The issue is, the code is rather slow for large arguments, say RandomSetPartition[1000,30] takes about 2 seconds on my machine. I am not sure what the issue with my code is; the complexity should be O(n), but some tests indicate the complexity is higher for my code. What can I change to make it more efficient?

Answer 1

I rewrote this answer completely. The previous answer is available here.

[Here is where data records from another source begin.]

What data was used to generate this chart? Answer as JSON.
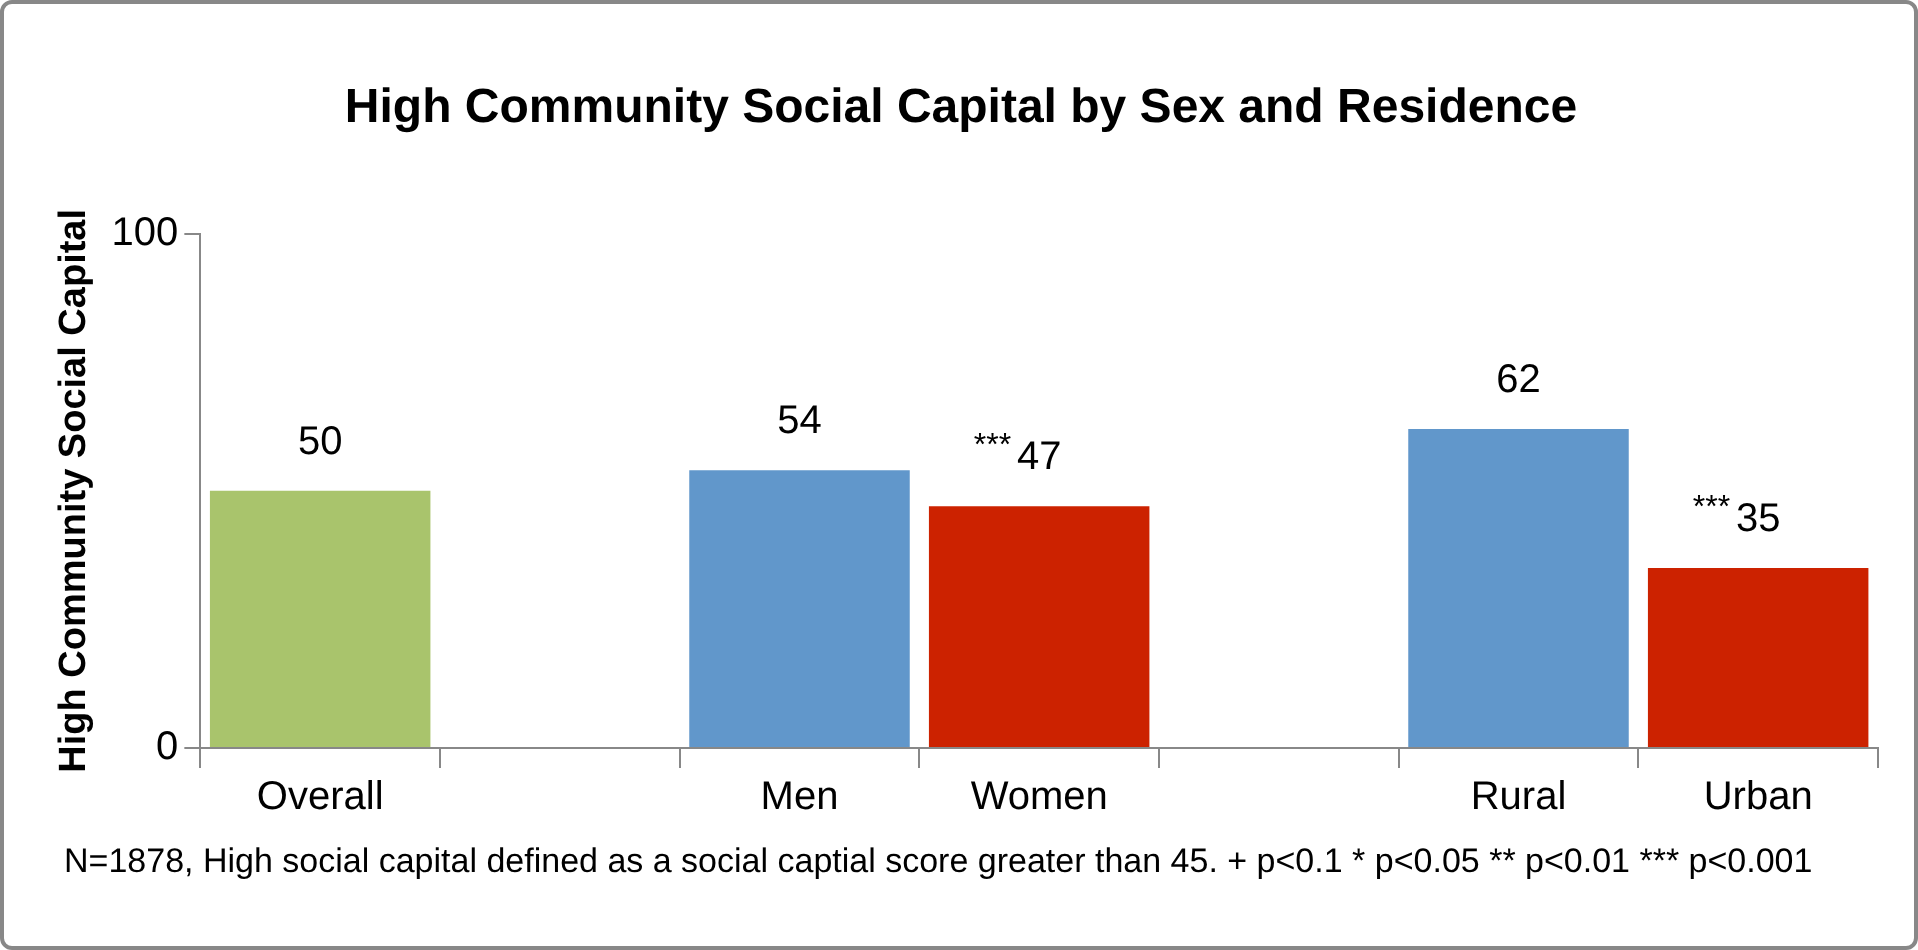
{
  "chart_data": {
    "type": "bar",
    "title": "High Community Social Capital by Sex and Residence",
    "ylabel": "High Community Social Capital",
    "categories": [
      "Overall",
      null,
      "Men",
      "Women",
      null,
      "Rural",
      "Urban"
    ],
    "values": [
      50,
      null,
      54,
      47,
      null,
      62,
      35
    ],
    "colors": [
      "#a9c46c",
      "#a9c46c",
      "#6197cb",
      "#cc2200",
      "#cc2200",
      "#6197cb",
      "#cc2200"
    ],
    "ylim": [
      0,
      100
    ],
    "yticks": [
      0,
      100
    ],
    "grid": false,
    "legend": false,
    "data_labels": true,
    "annotations": [
      {
        "text": "***",
        "x": "Women",
        "y": 47
      },
      {
        "text": "***",
        "x": "Urban",
        "y": 35
      },
      "N=1878, High social capital defined as a social captial score greater than 45. + p<0.1 * p<0.05 ** p<0.01 *** p<0.001"
    ]
  }
}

In OP's code, the StirlingS2 calls are expensive for large $n$. For example, calling

StirlingS2[4500,2111]

for the first time takes about 1 second on my machine. From OPs comment I understand that they want to call RandomSetPartition with say $n=20000$ and with many different values of $k$. The solution presented here was designed with that case in mind.

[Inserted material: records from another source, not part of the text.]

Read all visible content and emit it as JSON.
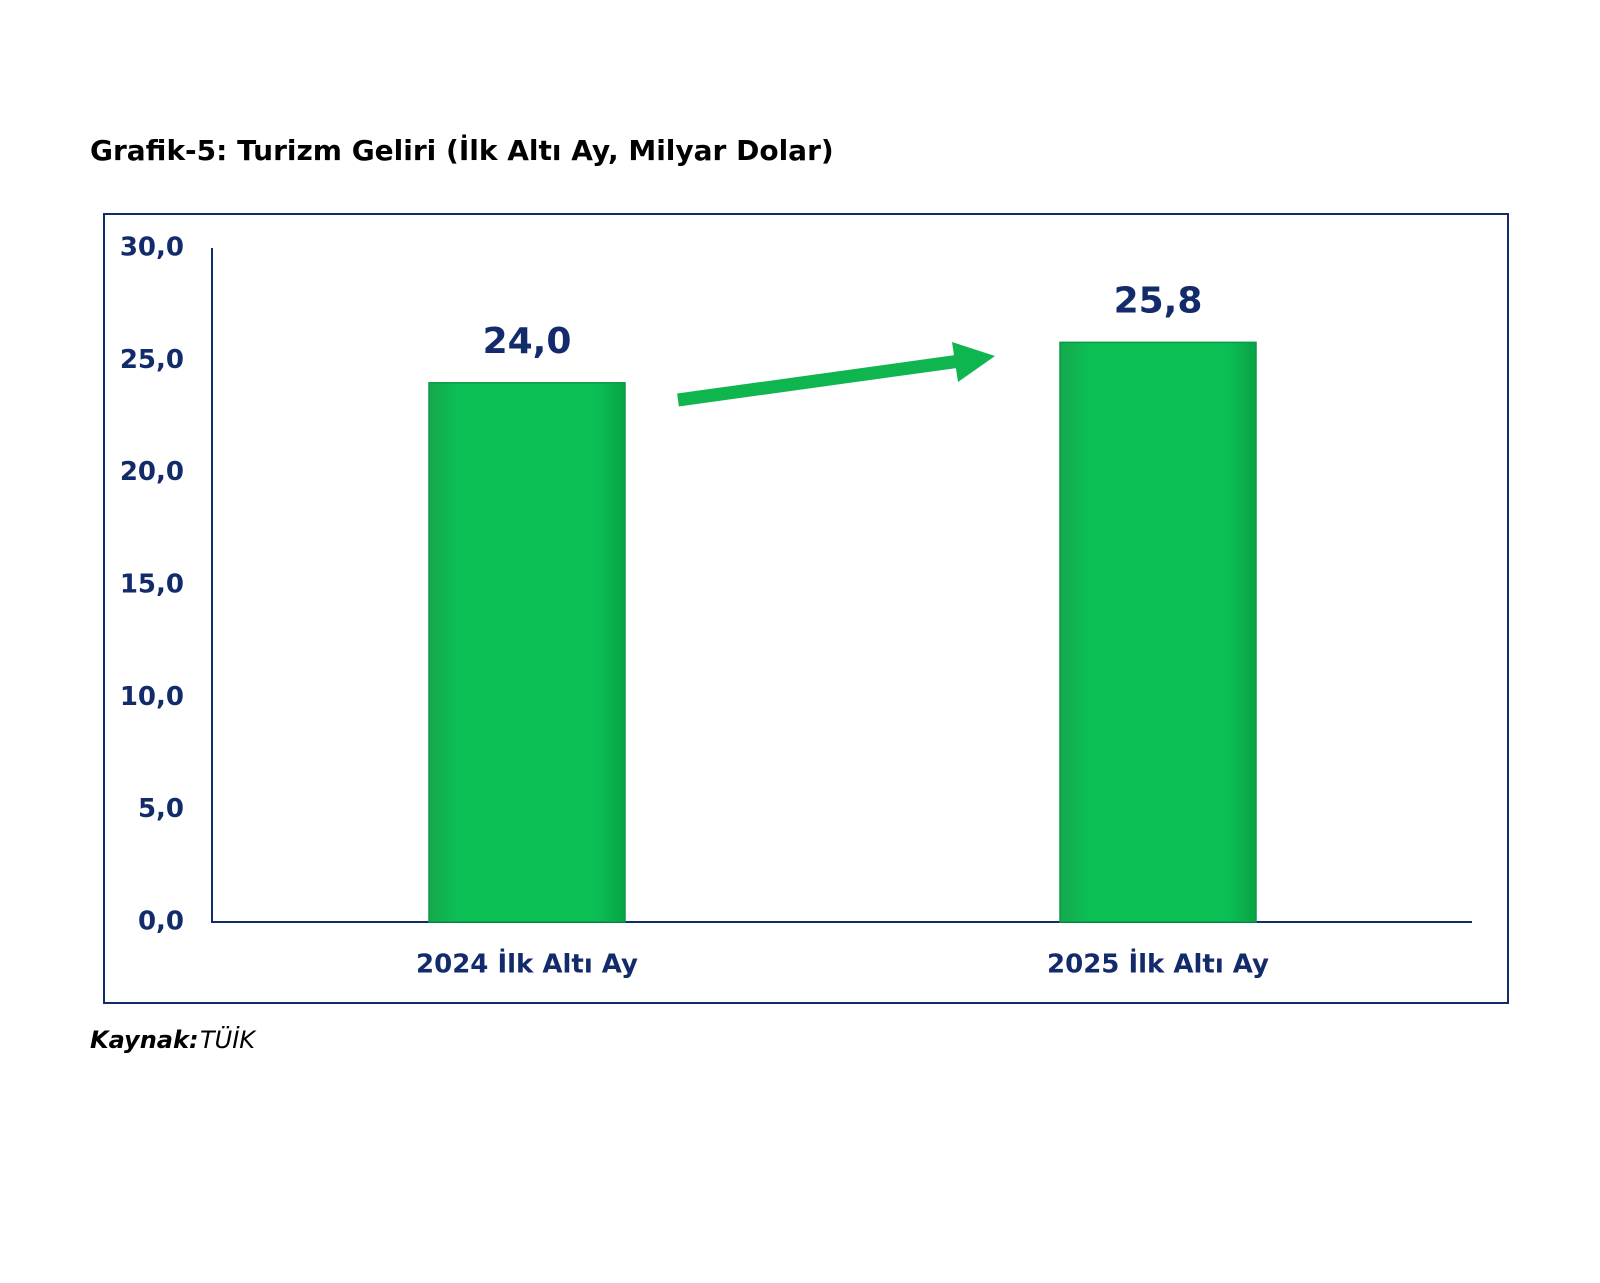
{
  "chart_data": {
    "type": "bar",
    "title": "Grafik-5: Turizm Geliri (İlk Altı Ay, Milyar Dolar)",
    "categories": [
      "2024 İlk Altı Ay",
      "2025 İlk Altı Ay"
    ],
    "values": [
      24.0,
      25.8
    ],
    "value_labels": [
      "24,0",
      "25,8"
    ],
    "color": "#09b951",
    "ylim": [
      0,
      30
    ],
    "yticks": [
      {
        "value": 0,
        "label": "0,0"
      },
      {
        "value": 5,
        "label": "5,0"
      },
      {
        "value": 10,
        "label": "10,0"
      },
      {
        "value": 15,
        "label": "15,0"
      },
      {
        "value": 20,
        "label": "20,0"
      },
      {
        "value": 25,
        "label": "25,0"
      },
      {
        "value": 30,
        "label": "30,0"
      }
    ],
    "grid": false,
    "source": {
      "label": "Kaynak:",
      "text": "TÜİK"
    }
  }
}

Code. Run the following once, with nmax equal to the largest value that one is planning to use:

nmax=2000;
s2prev={1.};
Do[
   s2=Append[Range[n-1]*s2prev+Prepend[Most[s2prev],0.],1.];
   sq[n]=Quiet[Developer`ToPackedArray[N[s2prev/Rest[s2]]]];
   s2prev=s2;
,{n,2,nmax}];

(* this is equal to N[StirlingS2[n-1,k-1]/StirlingS2[n,k]] *)
squot[n_,1]:=0.;
squot[n_,k_]:=sq[n][[k-1]];

This takes about $2$ seconds for nmax=2000, and it takes about $6$ minutes for nmax=20000. Since this has to be done only once, it seems acceptable.

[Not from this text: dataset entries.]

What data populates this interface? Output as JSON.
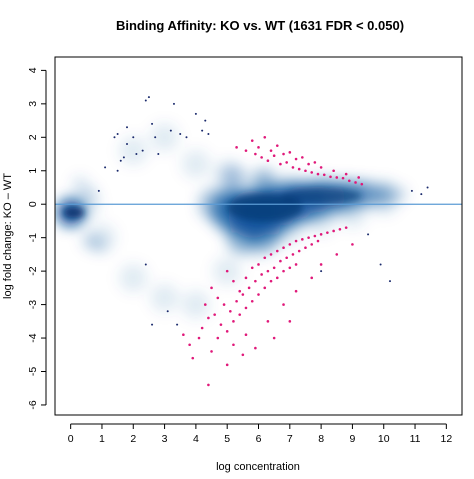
{
  "chart_data": {
    "type": "scatter",
    "title": "Binding Affinity: KO vs. WT (1631 FDR < 0.050)",
    "xlabel": "log concentration",
    "ylabel": "log fold change: KO – WT",
    "xlim": [
      -0.5,
      12.5
    ],
    "ylim": [
      -6.3,
      4.4
    ],
    "x_ticks": [
      "0",
      "1",
      "2",
      "3",
      "4",
      "5",
      "6",
      "7",
      "8",
      "9",
      "10",
      "11",
      "12"
    ],
    "y_ticks": [
      "4",
      "3",
      "2",
      "1",
      "0",
      "-1",
      "-2",
      "-3",
      "-4",
      "-5",
      "-6"
    ],
    "reference_line": {
      "y": 0,
      "color": "#5b9bd5"
    },
    "colors": {
      "density": "#08519c",
      "significant": "#e0197a",
      "outlier": "#1a2a6c"
    },
    "series": [
      {
        "marker": "density-smoothed",
        "color": "#08519c",
        "description_points": [
          [
            0.0,
            -0.2
          ],
          [
            0.5,
            0.0
          ],
          [
            1.0,
            -1.0
          ],
          [
            2.0,
            -2.2
          ],
          [
            3.0,
            -2.8
          ],
          [
            4.0,
            -3.0
          ],
          [
            5.0,
            -2.0
          ],
          [
            6.0,
            -1.2
          ],
          [
            7.0,
            -0.8
          ],
          [
            8.0,
            -0.5
          ],
          [
            9.0,
            -0.3
          ],
          [
            10.0,
            0.1
          ],
          [
            2.0,
            1.6
          ],
          [
            3.0,
            2.0
          ],
          [
            4.0,
            1.2
          ],
          [
            5.0,
            0.9
          ],
          [
            6.0,
            0.6
          ],
          [
            7.0,
            0.5
          ],
          [
            8.0,
            0.4
          ],
          [
            9.0,
            0.3
          ],
          [
            10.0,
            0.3
          ]
        ]
      },
      {
        "marker": "significant",
        "color": "#e0197a",
        "points": [
          [
            5.3,
            1.7
          ],
          [
            5.6,
            1.6
          ],
          [
            5.9,
            1.5
          ],
          [
            6.1,
            1.4
          ],
          [
            6.3,
            1.3
          ],
          [
            6.5,
            1.45
          ],
          [
            6.7,
            1.2
          ],
          [
            6.9,
            1.25
          ],
          [
            7.1,
            1.1
          ],
          [
            7.3,
            1.05
          ],
          [
            7.5,
            1.0
          ],
          [
            7.7,
            0.95
          ],
          [
            7.9,
            0.9
          ],
          [
            8.1,
            0.88
          ],
          [
            8.3,
            0.82
          ],
          [
            8.5,
            0.8
          ],
          [
            8.7,
            0.78
          ],
          [
            8.9,
            0.7
          ],
          [
            9.1,
            0.65
          ],
          [
            9.3,
            0.6
          ],
          [
            6.0,
            1.7
          ],
          [
            6.4,
            1.6
          ],
          [
            6.8,
            1.5
          ],
          [
            7.2,
            1.35
          ],
          [
            7.6,
            1.2
          ],
          [
            8.0,
            1.1
          ],
          [
            8.4,
            1.0
          ],
          [
            8.8,
            0.9
          ],
          [
            9.2,
            0.8
          ],
          [
            5.8,
            1.9
          ],
          [
            6.2,
            2.0
          ],
          [
            6.6,
            1.75
          ],
          [
            7.0,
            1.55
          ],
          [
            7.4,
            1.4
          ],
          [
            7.8,
            1.25
          ],
          [
            5.0,
            -2.0
          ],
          [
            5.2,
            -2.3
          ],
          [
            5.4,
            -2.6
          ],
          [
            5.6,
            -2.2
          ],
          [
            5.8,
            -1.9
          ],
          [
            6.0,
            -1.8
          ],
          [
            6.2,
            -1.6
          ],
          [
            6.4,
            -1.5
          ],
          [
            6.6,
            -1.4
          ],
          [
            6.8,
            -1.3
          ],
          [
            7.0,
            -1.2
          ],
          [
            7.2,
            -1.1
          ],
          [
            7.4,
            -1.05
          ],
          [
            7.6,
            -1.0
          ],
          [
            7.8,
            -0.95
          ],
          [
            8.0,
            -0.9
          ],
          [
            8.2,
            -0.85
          ],
          [
            8.4,
            -0.8
          ],
          [
            8.6,
            -0.75
          ],
          [
            8.8,
            -0.7
          ],
          [
            4.5,
            -2.5
          ],
          [
            4.7,
            -2.8
          ],
          [
            4.9,
            -3.0
          ],
          [
            5.1,
            -3.2
          ],
          [
            5.3,
            -2.9
          ],
          [
            5.5,
            -2.7
          ],
          [
            5.7,
            -2.5
          ],
          [
            5.9,
            -2.3
          ],
          [
            6.1,
            -2.1
          ],
          [
            6.3,
            -2.0
          ],
          [
            6.5,
            -1.9
          ],
          [
            6.7,
            -1.7
          ],
          [
            6.9,
            -1.6
          ],
          [
            7.1,
            -1.5
          ],
          [
            7.3,
            -1.4
          ],
          [
            7.5,
            -1.3
          ],
          [
            7.7,
            -1.2
          ],
          [
            7.9,
            -1.1
          ],
          [
            4.3,
            -3.0
          ],
          [
            4.6,
            -3.3
          ],
          [
            4.8,
            -3.6
          ],
          [
            5.0,
            -3.8
          ],
          [
            5.2,
            -3.5
          ],
          [
            5.4,
            -3.3
          ],
          [
            5.6,
            -3.1
          ],
          [
            5.8,
            -2.9
          ],
          [
            6.0,
            -2.7
          ],
          [
            6.2,
            -2.5
          ],
          [
            6.4,
            -2.3
          ],
          [
            6.6,
            -2.2
          ],
          [
            6.8,
            -2.0
          ],
          [
            7.0,
            -1.9
          ],
          [
            7.2,
            -1.8
          ],
          [
            3.6,
            -3.9
          ],
          [
            3.8,
            -4.2
          ],
          [
            3.9,
            -4.6
          ],
          [
            4.1,
            -4.0
          ],
          [
            4.2,
            -3.7
          ],
          [
            4.4,
            -3.4
          ],
          [
            4.5,
            -4.4
          ],
          [
            4.7,
            -4.0
          ],
          [
            5.2,
            -4.2
          ],
          [
            5.6,
            -3.9
          ],
          [
            6.3,
            -3.5
          ],
          [
            6.8,
            -3.0
          ],
          [
            7.2,
            -2.6
          ],
          [
            7.7,
            -2.2
          ],
          [
            8.0,
            -1.8
          ],
          [
            8.5,
            -1.5
          ],
          [
            9.0,
            -1.2
          ],
          [
            4.4,
            -5.4
          ],
          [
            5.0,
            -4.8
          ],
          [
            5.5,
            -4.5
          ],
          [
            5.9,
            -4.3
          ],
          [
            6.5,
            -4.0
          ],
          [
            7.0,
            -3.5
          ]
        ]
      },
      {
        "marker": "non-significant outlier",
        "color": "#1a2a6c",
        "points": [
          [
            0.9,
            0.4
          ],
          [
            1.4,
            2.0
          ],
          [
            1.5,
            2.1
          ],
          [
            1.6,
            1.3
          ],
          [
            1.7,
            1.4
          ],
          [
            1.8,
            2.3
          ],
          [
            1.8,
            1.8
          ],
          [
            2.0,
            2.0
          ],
          [
            2.1,
            1.5
          ],
          [
            2.3,
            1.6
          ],
          [
            2.4,
            3.1
          ],
          [
            2.5,
            3.2
          ],
          [
            2.6,
            2.4
          ],
          [
            2.7,
            2.0
          ],
          [
            2.8,
            1.5
          ],
          [
            3.2,
            2.2
          ],
          [
            3.3,
            3.0
          ],
          [
            3.5,
            2.1
          ],
          [
            3.7,
            2.0
          ],
          [
            4.0,
            2.7
          ],
          [
            4.2,
            2.2
          ],
          [
            4.3,
            2.5
          ],
          [
            4.4,
            2.1
          ],
          [
            1.1,
            1.1
          ],
          [
            1.5,
            1.0
          ],
          [
            2.4,
            -1.8
          ],
          [
            3.1,
            -3.2
          ],
          [
            3.4,
            -3.6
          ],
          [
            2.6,
            -3.6
          ],
          [
            9.9,
            -1.8
          ],
          [
            10.2,
            -2.3
          ],
          [
            10.9,
            0.4
          ],
          [
            11.2,
            0.3
          ],
          [
            11.4,
            0.5
          ],
          [
            8.0,
            -2.0
          ],
          [
            9.5,
            -0.9
          ]
        ]
      }
    ]
  }
}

Random set partitions can then be generated using

rSow[n_Integer,n_Integer]:=Scan[Sow[#,#]&,Range[n]];
rSow[n_Integer,k_Integer]:=rSow[n-1,If[RandomReal[]<=squot[n,k],
  Sow[n,k];k-1,
  Sow[n,RandomInteger[{1,k}]];k]];
RandomSetPartition[n_Integer,k_Integer]:=Block[{$IterationLimit=Infinity},
  Flatten[Last[Reap[rSow[n,k],Range[k]]],1]];

Example:

SeedRandom[1];
RandomSetPartition[10,5]
(* {{10,8,1},{2},{9,6,5,3},{4},{7}} *)

Timing:

First[RepeatedTiming[RandomSetPartition[2000,1000]]]
(* 0.00909227 *)

First[RepeatedTiming[RandomSetPartition[20000,10000]]]
(* 0.111011 *)

Comments:

• The code for squot uses the recurrence relation for StirlingS2. It is also written to keep memory footprint reasonably low.
• The code for RandomSetPartition is a direct adaptation of OP's code. It uses Reap-Sow instead of Append. It also uses tail recursion.